To avert this "train wreck," the Education Department is offering waivers to states to avoid forcing a massive number of schools to submit to the NCLB sanctions that kick in when school districts fail to make "adequate yearly progress." These so-called waivers, however, amount to little more than a temporary reprieve and do not provide the change in direction that is needed. Under the Race to the Top (RTT) formula, the department is demanding that states evaluate teachers based in significant part on student test scores, and in their quest to "turn around" struggling schools RTT requires districts to fire teachers and principals who work in struggling schools. As education policy expert Diane Ravitch recently asserted, this should be seen as a Race to the Bottom for these schools and the low-income students they disproportionately serve. Most districts have no teachers or administrators prepared to take over failing schools, and not a single state has produced a reliable formula for evaluating teachers based on student test scores. In his well-regarded Learning Matters series, PBS education commentator John Merrow describes the rigid demands of RTT, collectively, as "An Act of War" against instilling in children a love of learning.

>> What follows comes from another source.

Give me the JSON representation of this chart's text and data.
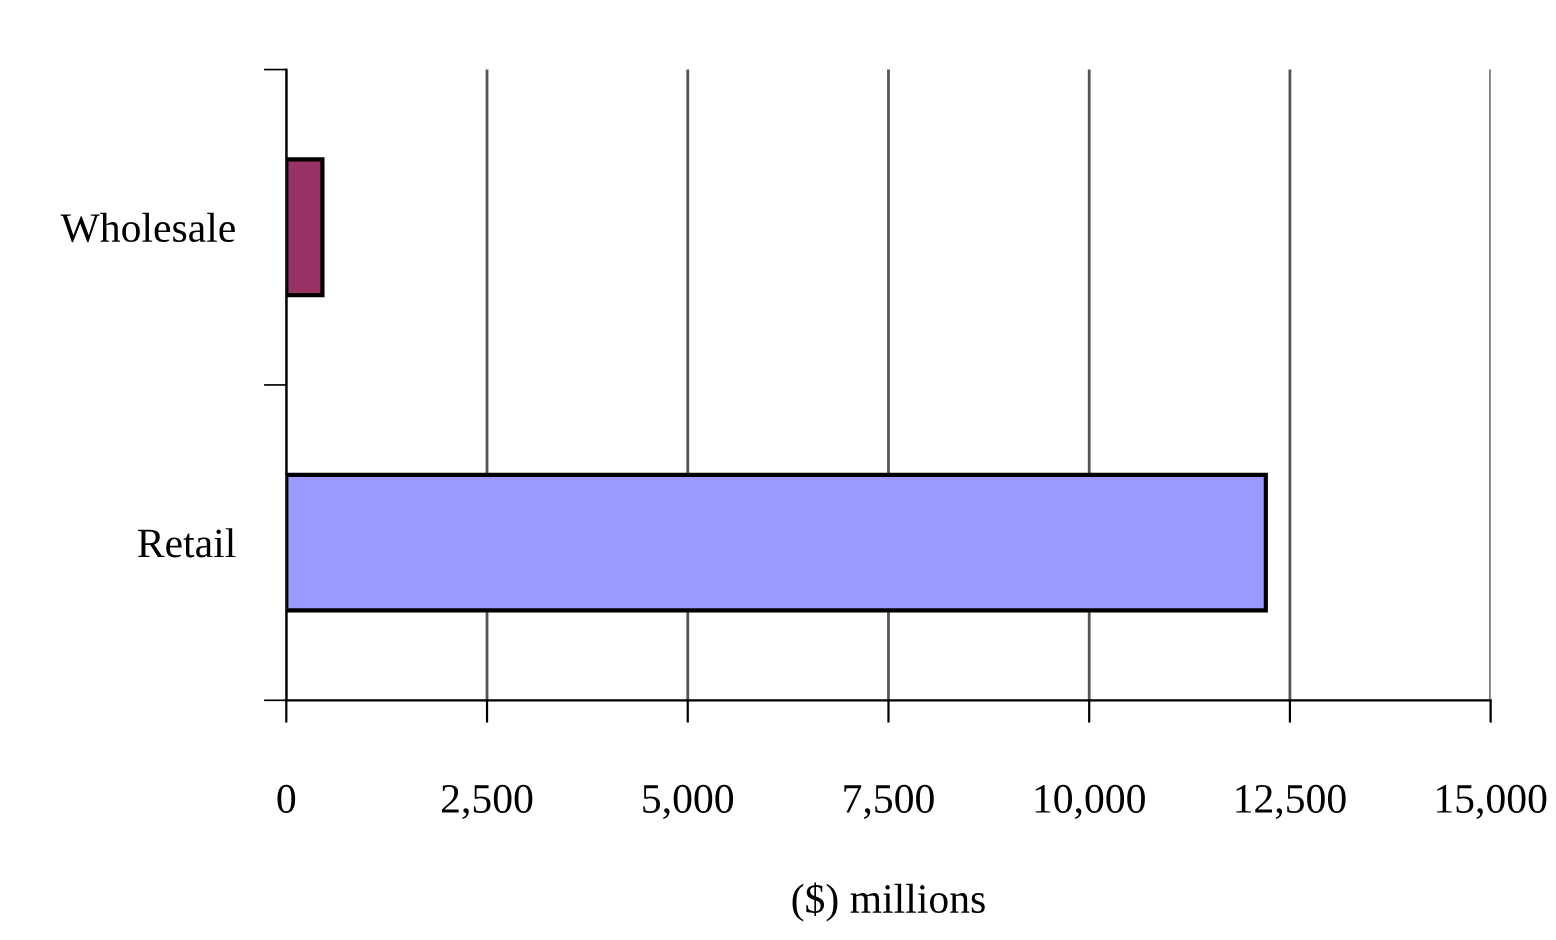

A growing number of leaders in education are beginning to openly speak out against these policies. Montana's superintendent of public instruction, Denise Juneau, has rejected both NCLB's requirements and Education Department waiver demands. There are signs that other states may follow her lead. California's superintendent of public instruction, Tom Torlakson, has demanded an unconditional waiver, citing excessive costs, until Congress and the president determine how to reauthorize the Elementary and Secondary Education Act.

It is time for the federal government to go further than to simply allow waivers under the law. Federal education policy should be focused on helping schools improve, not on punishing them. It should support the "whole student" vision of education that Juneau and others have championed, based on standards that go far beyond test scores. Most importantly, during the worst recession to hit this country in the last seventy years, we must acknowledge the need for schools and local government to address the impediments to learning posed by poverty. This does not mean allowing poverty to serve as an excuse for poor academic performance, but it does mean that we must do more to support the schools that serve the most disadvantaged children so that they can focus on authentic evidence of learning and be held accountable for student outcomes.

Ultimately, the federal government must embrace a broader, bolder approach to education that includes high-quality early education to narrow large gaps in school readiness, health and nutrition supports to keep children in class and alert, and enriching afterschool and summer activities to build on school-year gains resulting from the work of those great teachers. Anything less will keep us from achieving the educational progress our society so desperately needs.